We found that the distribution of the NAGir values of patients depended significantly on the length of therapy (p < 0.001, one way analysis of variance; fig 1). Thus duration of therapy alone affects the appearance and seriousness of tubulopathy. Table 2 summarises urinary NAGir values of children with epilepsy receiving monotherapy or combined therapy. We also found that NAGir values were significantly higher in the group receiving combined therapy (1.52 (+1.21)v 0.99 (+0.73); p < 0.05, Welch's d test; fig 2). The incidence of abnormal values was significantly higher (p < 0.05, χ2 test) in the group receiving combined therapy (64%) than among those on monotherapy (34%; table 2).

Figure 1

Distribution of NAGir depending on duration of therapy.    

Figure 2

Distribution of NADir depending on type of therapy.

Grouping the patients according to the applied monotherapy, it was found that NAGir values were higher in those treated with valproic acid, than with carbamazepine (1.23 (+0.95)v 0.79 (+0.41) respectively), but the difference was not significant (p > 0.05, Welch's d test). In the combined therapy group, NAGir values did not depend on medication (p > 0.1, one way analysis of variance; table 3).

From the patients having raised serum AED concentrations:

  • Two patients were on valproic acid monotherapy (serum concentration 12–13 μg/ml); both had pathological NAGir (greater than 1)

  • Five patients were on carbamazepine monotherapy (serum concentration 101–130 μg/ml); three of them had pathological NAGir (greater than 1).


Most patients with epilepsy receive long term treatment. Although the dosage of drugs is standardised, there may be great interindividual differences in sensitivity to a specific agent. The narrower the gap between therapeutic and toxic effect, the more it is necessary to control blood concentrations of the medicine. Five of our seven patients with raised serum AED concentrations had pathological NAGir. This suggests a necessity for drug monitoring.

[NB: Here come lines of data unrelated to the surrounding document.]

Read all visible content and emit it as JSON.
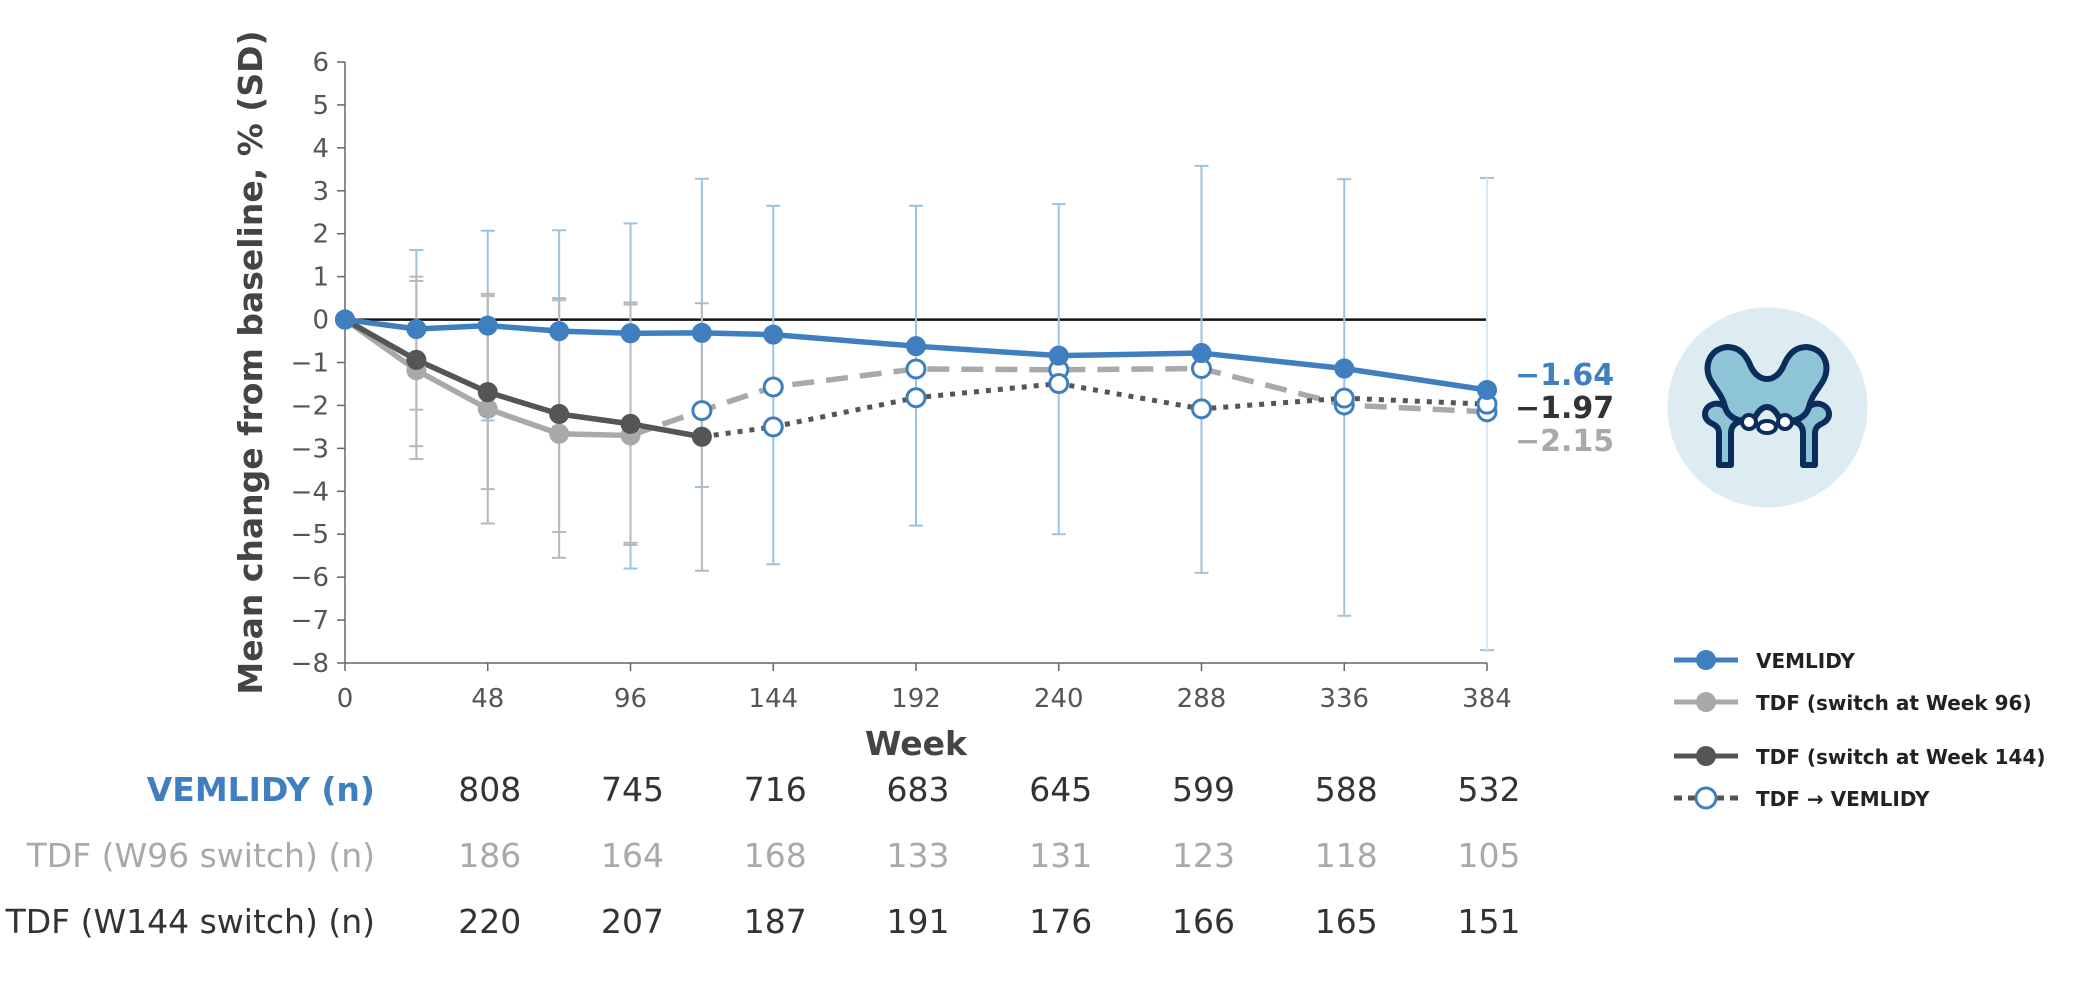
{
  "colors": {
    "vemlidy": "#3f7fc0",
    "tdf96": "#a9a9a9",
    "tdf144": "#555555",
    "errorbar": "#9dc3e2",
    "hip_bg": "#dcecf1",
    "hip_stroke": "#0c2d5c",
    "hip_fill": "#8ec5d6"
  },
  "chart_data": {
    "type": "line",
    "xlabel": "Week",
    "ylabel": "Mean change from baseline, % (SD)",
    "xlim": [
      0,
      384
    ],
    "ylim": [
      -8,
      6
    ],
    "xticks": [
      0,
      48,
      96,
      144,
      192,
      240,
      288,
      336,
      384
    ],
    "yticks": [
      -8,
      -7,
      -6,
      -5,
      -4,
      -3,
      -2,
      -1,
      0,
      1,
      2,
      3,
      4,
      5,
      6
    ],
    "reference_line": 0,
    "legend_position": "bottom-right",
    "series": [
      {
        "name": "VEMLIDY",
        "style": "solid-filled",
        "color": "#3f7fc0",
        "x": [
          0,
          24,
          48,
          72,
          96,
          120,
          144,
          192,
          240,
          288,
          336,
          384
        ],
        "y": [
          0,
          -0.22,
          -0.14,
          -0.27,
          -0.32,
          -0.31,
          -0.35,
          -0.62,
          -0.84,
          -0.78,
          -1.14,
          -1.64
        ],
        "error_low": [
          0,
          -2.1,
          -2.35,
          -2.5,
          -5.8,
          -3.9,
          -5.7,
          -4.8,
          -5.0,
          -5.9,
          -6.9,
          -7.7
        ],
        "error_high": [
          0,
          1.62,
          2.07,
          2.08,
          2.24,
          3.28,
          2.65,
          2.65,
          2.69,
          3.58,
          3.27,
          3.3
        ],
        "end_label": "−1.64"
      },
      {
        "name": "TDF (switch at Week 96)",
        "style": "solid-filled",
        "color": "#a9a9a9",
        "x": [
          0,
          24,
          48,
          72,
          96
        ],
        "y": [
          0,
          -1.18,
          -2.08,
          -2.66,
          -2.7
        ],
        "error_low": [
          0,
          -3.25,
          -4.75,
          -5.55,
          -5.2
        ],
        "error_high": [
          0,
          0.9,
          0.6,
          0.5,
          0.4
        ]
      },
      {
        "name": "TDF → VEMLIDY (W96 switch)",
        "style": "dashed-open",
        "color": "#a9a9a9",
        "x": [
          96,
          120,
          144,
          192,
          240,
          288,
          336,
          384
        ],
        "y": [
          -2.7,
          -2.12,
          -1.57,
          -1.15,
          -1.17,
          -1.14,
          -1.99,
          -2.15
        ],
        "end_label": "−2.15"
      },
      {
        "name": "TDF (switch at Week 144)",
        "style": "solid-filled",
        "color": "#555555",
        "x": [
          0,
          24,
          48,
          72,
          96,
          120
        ],
        "y": [
          0,
          -0.94,
          -1.69,
          -2.2,
          -2.43,
          -2.73
        ],
        "error_low": [
          0,
          -2.95,
          -3.95,
          -4.95,
          -5.25,
          -5.85
        ],
        "error_high": [
          0,
          1.0,
          0.55,
          0.45,
          0.35,
          0.38
        ]
      },
      {
        "name": "TDF → VEMLIDY (W144 switch)",
        "style": "dotted-open",
        "color": "#555555",
        "x": [
          120,
          144,
          192,
          240,
          288,
          336,
          384
        ],
        "y": [
          -2.73,
          -2.5,
          -1.82,
          -1.49,
          -2.08,
          -1.83,
          -1.97
        ],
        "end_label": "−1.97"
      }
    ]
  },
  "at_risk_table": {
    "weeks": [
      48,
      96,
      144,
      192,
      240,
      288,
      336,
      384
    ],
    "rows": [
      {
        "label": "VEMLIDY (n)",
        "color": "#3f7fc0",
        "values": [
          "808",
          "745",
          "716",
          "683",
          "645",
          "599",
          "588",
          "532"
        ]
      },
      {
        "label": "TDF (W96 switch) (n)",
        "color": "#a9a9a9",
        "values": [
          "186",
          "164",
          "168",
          "133",
          "131",
          "123",
          "118",
          "105"
        ]
      },
      {
        "label": "TDF (W144 switch) (n)",
        "color": "#333333",
        "values": [
          "220",
          "207",
          "187",
          "191",
          "176",
          "166",
          "165",
          "151"
        ]
      }
    ]
  },
  "legend": {
    "items": [
      {
        "label": "VEMLIDY",
        "style": "solid-filled",
        "color": "#3f7fc0"
      },
      {
        "label": "TDF (switch at Week 96)",
        "style": "solid-filled",
        "color": "#a9a9a9"
      },
      {
        "label": "TDF (switch at Week 144)",
        "style": "solid-filled",
        "color": "#555555"
      },
      {
        "label": "TDF → VEMLIDY",
        "style": "dashed-open",
        "color": "#3f7fc0"
      }
    ]
  },
  "icon": {
    "name": "hip-bone-icon"
  }
}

Anticonvulsant therapy can alter a variety of physiological functions. Although serum chemistry and urinalysis are often performed in children with epilepsy receiving anticonvulsant drugs in order to detect serum concentrations of AEDs, and occasional hepatorenal toxicity, the results are usually normal. This led to doubts as to whether urinalysis is reliable in detecting early renal changes, and whether or not it should be a routine examination in these patients.

The aim of our study was to detect these abnormalities, and also to determine whether such an effect arose from single or multiple drug usage. We measured urinary NAG during chronic anticonvulsant treatment of children with epilepsy. In accordance with previous results we found that the duration of treatment is associated with the development of nephrotoxicity.10-13

There were significant differences in the NAGir of patients depending on duration of therapy. That is, the length of treatment alone affects the NAGir. It was significantly higher in the combined than in the monotherapy group. More data are needed to prove that those on combined therapy for more than 10 years have an even higher NAGase excretion than others. We could not exclude the possibility that modified tubular function might be caused by renal tubular enzyme induction by AEDs.

Based on these findings, however, we suggest that combined therapy, and in certain cases also monotherapy longer than 10 years, results in a higher risk of tubular functional impairment. For this reason we suggest that tubular function should be monitored in patients on antiepileptic drugs. If pathological NAG indices are found, drug concentrations must be checked, and if necessary the dose of the drug should be altered.